Colloquium at Stanford
The Unfinished Revolution

Memorandum


Date: Sat, 19 Feb 2000 16:21:35 -0800

From: Eric Armstrong Reply-To: unrev-II@onelist.com

To: "unrev-II@onelist.com"

Subject:   DKR/OHS: 5 Authoring Requirements


Five fundamental operations the system must have...

  1. Segment Collection

    It should be possible to specify a document you are working on as the "current target", and then roam through out the Document Repository, select text, a node, or a subtree and invoke one of the following operations:

    1. make reference
    2. copy

    The reference or copied text then appears in the target document. For the copy operation, both the copied text and the reference to where it came from are instantiated.

    After the reference/copy operation, the context does *not* switch to the target document. You stay where you are, so you can keep browsing and selecting additional items.

    As a side effect, setting the target document should mark that page so you can easily get back to it.

  2. Context-Sensitive, Multi-Level Pagemarks

    The PageMark list should be context-sensitive and multi-leveled. When you access a document, the pagemarks in that document should be readily available. They may have been accessible in a hierarchy before, but they should now be readily available, and possibly displayed.

    There should also be a working list" of pagemarks.
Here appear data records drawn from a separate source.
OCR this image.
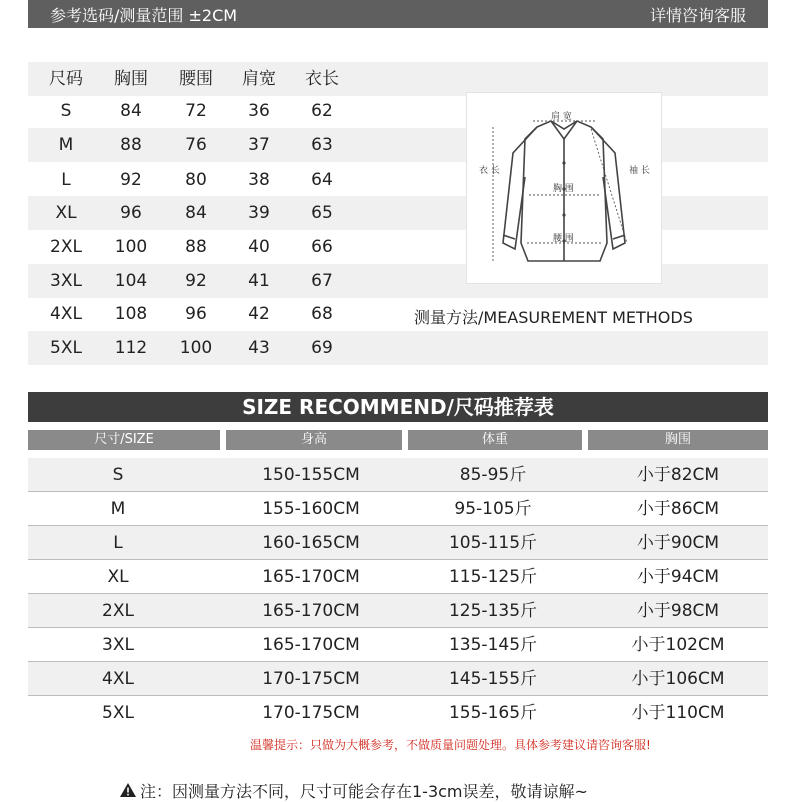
参考选码/测量范围 ±2CM	详情咨询客服
尺码	胸围	腰围	肩宽	衣长
S	84	72	36	62
M	88	76	37	63
L	92	80	38	64
XL	96	84	39	65
2XL	100	88	40	66
3XL	104	92	41	67
4XL	108	96	42	68
5XL	112	100	43	69
肩 宽
衣 长	袖 长
胸 围
腰 围
测量方法/MEASUREMENT METHODS
SIZE RECOMMEND/尺码推荐表
尺寸/SIZE	身高	体重	胸围
S	150-155CM	85-95斤	小于82CM
M	155-160CM	95-105斤	小于86CM
L	160-165CM	105-115斤	小于90CM
XL	165-170CM	115-125斤	小于94CM
2XL	165-170CM	125-135斤	小于98CM
3XL	165-170CM	135-145斤	小于102CM
4XL	170-175CM	145-155斤	小于106CM
5XL	170-175CM	155-165斤	小于110CM
温馨提示：只做为大概参考，不做质量问题处理。具体参考建议请咨询客服!
注：因测量方法不同，尺寸可能会存在1-3cm误差，敬请谅解~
At a minimum, that list would typically consist of the target document for reference/copy operations and the document being read ("mined") for references.

    An easily-selected operation should allow cycling among entries in the working list, so you can rapidly change context between multiple documents you are working on.
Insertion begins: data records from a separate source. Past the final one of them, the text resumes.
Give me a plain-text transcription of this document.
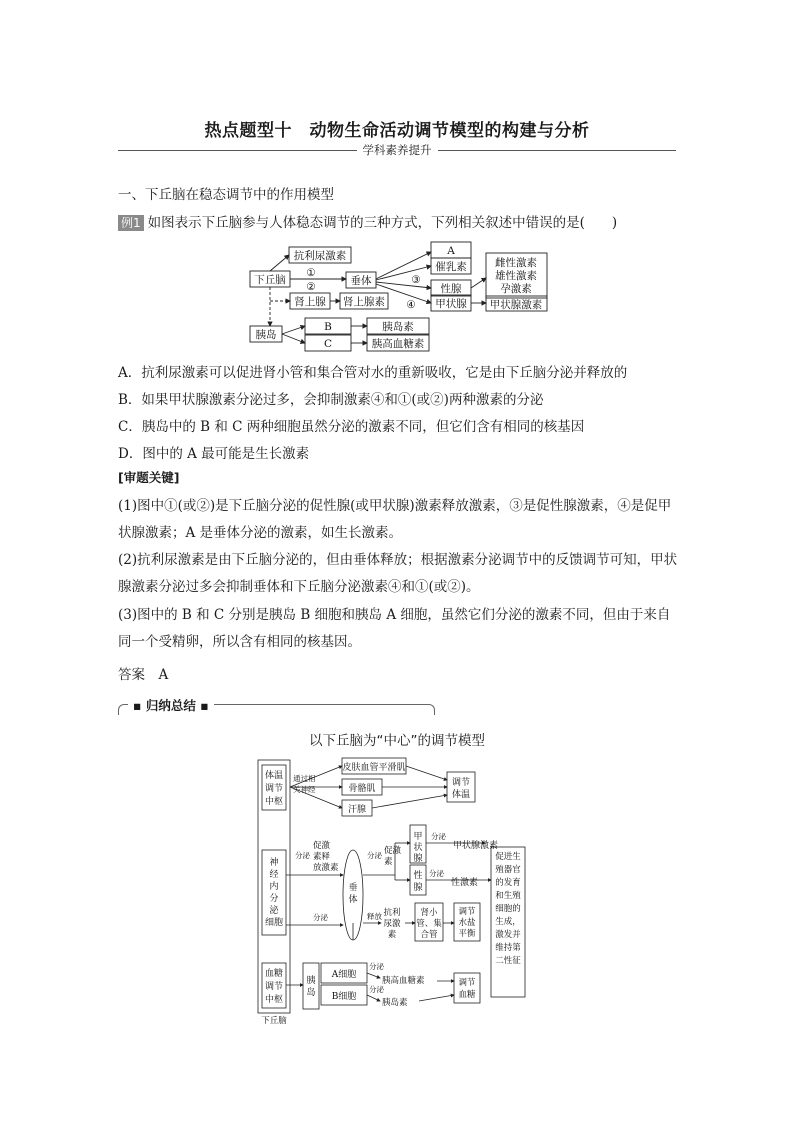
热点题型十　动物生命活动调节模型的构建与分析
学科素养提升
一、下丘脑在稳态调节中的作用模型
例1 如图表示下丘脑参与人体稳态调节的三种方式，下列相关叙述中错误的是(　　)
下丘脑
抗利尿激素
①
②	垂体
肾上腺 肾上腺素
A
催乳素
③
性腺
④ 甲状腺
雌性激素
雄性激素
孕激素
甲状腺激素
胰岛
B
C
胰岛素
胰高血糖素
A．抗利尿激素可以促进肾小管和集合管对水的重新吸收，它是由下丘脑分泌并释放的
B．如果甲状腺激素分泌过多，会抑制激素④和①(或②)两种激素的分泌
C．胰岛中的 B 和 C 两种细胞虽然分泌的激素不同，但它们含有相同的核基因
D．图中的 A 最可能是生长激素
[审题关键]
(1)图中①(或②)是下丘脑分泌的促性腺(或甲状腺)激素释放激素，③是促性腺激素，④是促甲状腺激素；A 是垂体分泌的激素，如生长激素。
(2)抗利尿激素是由下丘脑分泌的，但由垂体释放；根据激素分泌调节中的反馈调节可知，甲状腺激素分泌过多会抑制垂体和下丘脑分泌激素④和①(或②)。
(3)图中的 B 和 C 分别是胰岛 B 细胞和胰岛 A 细胞，虽然它们分泌的激素不同，但由于来自同一个受精卵，所以含有相同的核基因。
答案　A
▪ 归纳总结 ▪
以下丘脑为“中心”的调节模型
体温
调节
中枢
通过相
关神经
皮肤血管平滑肌
骨骼肌
汗腺
调节
体温
神
经
内
分
泌
细胞
分泌
促激
素释
放激素
垂
体
分泌 促激
素
甲
状
腺
分泌
甲状腺激素
性
腺
分泌
性激素
分泌	释放 抗利
尿激
素
肾小
管、集
合管
调节
水盐
平衡
促进生
殖器官
的发育
和生殖
细胞的
生成，
激发并
维持第
二性征
血糖
调节
中枢
胰
岛
A细胞
B细胞
分泌
分泌
胰高血糖素
胰岛素
调节
血糖
下丘脑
  3. Automatic Destinations

    When you are in a functional specification, and you create a design note, that "target" document for that note should be automatically determined by the current context.

    The implementation may use pre-specified target locations for nodes of a given type. For example, "design notes" for a given functional spec might go into a predefined "design document" hierarchy. Alternatively, the system might allow building preliminary document-versions using queries, like: "Give me all design notes that correspond to functional requirements in this version of the design doc"
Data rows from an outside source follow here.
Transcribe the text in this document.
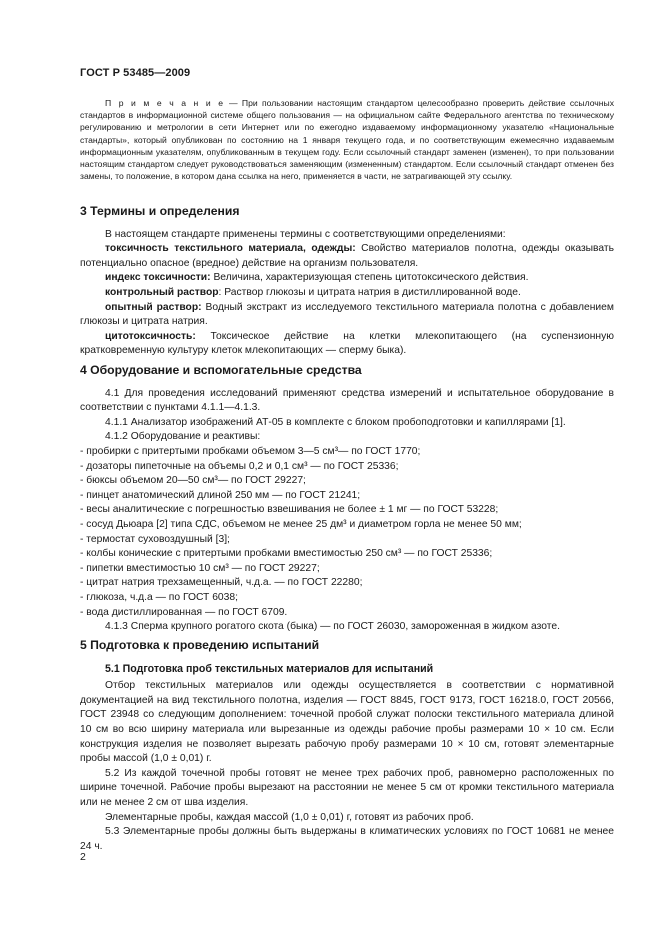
ГОСТ Р 53485—2009

П р и м е ч а н и е — При пользовании настоящим стандартом целесообразно проверить действие ссылочных стандартов в информационной системе общего пользования — на официальном сайте Федерального агентства по техническому регулированию и метрологии в сети Интернет или по ежегодно издаваемому информационному указателю «Национальные стандарты», который опубликован по состоянию на 1 января текущего года, и по соответствующим ежемесячно издаваемым информационным указателям, опубликованным в текущем году. Если ссылочный стандарт заменен (изменен), то при пользовании настоящим стандартом следует руководствоваться заменяющим (измененным) стандартом. Если ссылочный стандарт отменен без замены, то положение, в котором дана ссылка на него, применяется в части, не затрагивающей эту ссылку.

3 Термины и определения

В настоящем стандарте применены термины с соответствующими определениями:

токсичность текстильного материала, одежды: Свойство материалов полотна, одежды оказывать потенциально опасное (вредное) действие на организм пользователя.

индекс токсичности: Величина, характеризующая степень цитотоксического действия.

контрольный раствор: Раствор глюкозы и цитрата натрия в дистиллированной воде.

опытный раствор: Водный экстракт из исследуемого текстильного материала полотна с добавлением глюкозы и цитрата натрия.

цитотоксичность: Токсическое действие на клетки млекопитающего (на суспензионную кратковременную культуру клеток млекопитающих — сперму быка).

4 Оборудование и вспомогательные средства

4.1 Для проведения исследований применяют средства измерений и испытательное оборудование в соответствии с пунктами 4.1.1—4.1.3.

4.1.1 Анализатор изображений АТ-05 в комплекте с блоком пробоподготовки и капиллярами [1].

4.1.2 Оборудование и реактивы:

- пробирки с притертыми пробками объемом 3—5 см³— по ГОСТ 1770;

- дозаторы пипеточные на объемы 0,2 и 0,1 см³ — по ГОСТ 25336;

- бюксы объемом 20—50 см³— по ГОСТ 29227;

- пинцет анатомический длиной 250 мм — по ГОСТ 21241;

- весы аналитические с погрешностью взвешивания не более ± 1 мг — по ГОСТ 53228;

- сосуд Дьюара [2] типа СДС, объемом не менее 25 дм³ и диаметром горла не менее 50 мм;

- термостат суховоздушный [3];

- колбы конические с притертыми пробками вместимостью 250 см³ — по ГОСТ 25336;

- пипетки вместимостью 10 см³ — по ГОСТ 29227;

- цитрат натрия трехзамещенный, ч.д.а. — по ГОСТ 22280;

- глюкоза, ч.д.а — по ГОСТ 6038;

- вода дистиллированная — по ГОСТ 6709.

4.1.3 Сперма крупного рогатого скота (быка) — по ГОСТ 26030, замороженная в жидком азоте.

5 Подготовка к проведению испытаний

5.1 Подготовка проб текстильных материалов для испытаний

Отбор текстильных материалов или одежды осуществляется в соответствии с нормативной документацией на вид текстильного полотна, изделия — ГОСТ 8845, ГОСТ 9173, ГОСТ 16218.0, ГОСТ 20566, ГОСТ 23948 со следующим дополнением: точечной пробой служат полоски текстильного материала длиной 10 см во всю ширину материала или вырезанные из одежды рабочие пробы размерами 10 × 10 см. Если конструкция изделия не позволяет вырезать рабочую пробу размерами 10 × 10 см, готовят элементарные пробы массой (1,0 ± 0,01) г.

5.2 Из каждой точечной пробы готовят не менее трех рабочих проб, равномерно расположенных по ширине точечной. Рабочие пробы вырезают на расстоянии не менее 5 см от кромки текстильного материала или не менее 2 см от шва изделия.

Элементарные пробы, каждая массой (1,0 ± 0,01) г, готовят из рабочих проб.

5.3 Элементарные пробы должны быть выдержаны в климатических условиях по ГОСТ 10681 не менее 24 ч.

2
  4. Automatic Linking of Typed Nodes

    When nodes are created, they are necessarily typed. The default for a new node is the type of it's parent. It then lives under that parent. For example, creating a new node under a functional specification heading produces a functional specification node.

    It should also be possible to create a node with a different type -- for example, when creating a design note. Links are then automatically created between the new node and the origin node, unless you specify "unrelated". (That lets you track random thoughts that occur to you and have them go the right place without a meaningless link.)

    It must be possible to easily see and select node types from the current context. Node-relations must be defined as well. For example, if you create a design note from a functional-spec node, the need for a link is defined by that relationship (unless you specify otherwise). On the other hand, if you create a personal-calendar node after receiving a phone call, the system should understand that the default in that case is "no link", unless you specify otherwise.

    TBD: Should node types be pre-defined? If they are, it prevents one person from specifying "Design Idea" while another specifies "Design Note" or "Design Topic". Without that regularity, it becomes impossible to ensure that a query has accessed all the relevant information. On the other hand, on-going investigations into "wicked problems" may need to organize as they go. So it may be best to allow node-type creation on the fly.

    [If specified-targets are used to define "destinations", the system can ensure that a second type does not point to the same target. That is not a complete solution, since competing targets could be created. In that case, a merge operation might be a solution. It would need to a) put the two documents together and b) change all links of one type to the other type. On the other hand, if the query system is used exclusively to find related nodes, then there would be no checks at all on dynamically created node types.]

  5. Drag and Drop Produces a LINK

    With a node-typing system comes the need to change a node's type. As the problem is better understood, thoughts originally captured in one venue will need to be retargeted for a different purpose.

    XML's entity references leap to the rescue here. (Unfortuantely, the term "reference" is a misnomer. Syntactically, there is a "reference" to another information node, but semantically that node is "copied" inline into the current document. So it's not a "reference" the way you think of a book reference. Instead, it's a "reuse" of the specified entity. So "Entity Reuse" would be more descriptive. Possible terms based on that might be "entity reuse reference", "entity reuse link", "entity reuse specification", or "entity reuser".

    Given the existence of "entity reusers", it becomes clear that the result of a drag and drop gesture should be the production of either an entity-reuse-link or a reference-link to the original document segment. Doing that lets you recategorize information without changing the original. A "move" operation thus consists of a) Linking to the original from a new location and b) "Deleting" the original from the new version of the document. (It still exists in the old version.)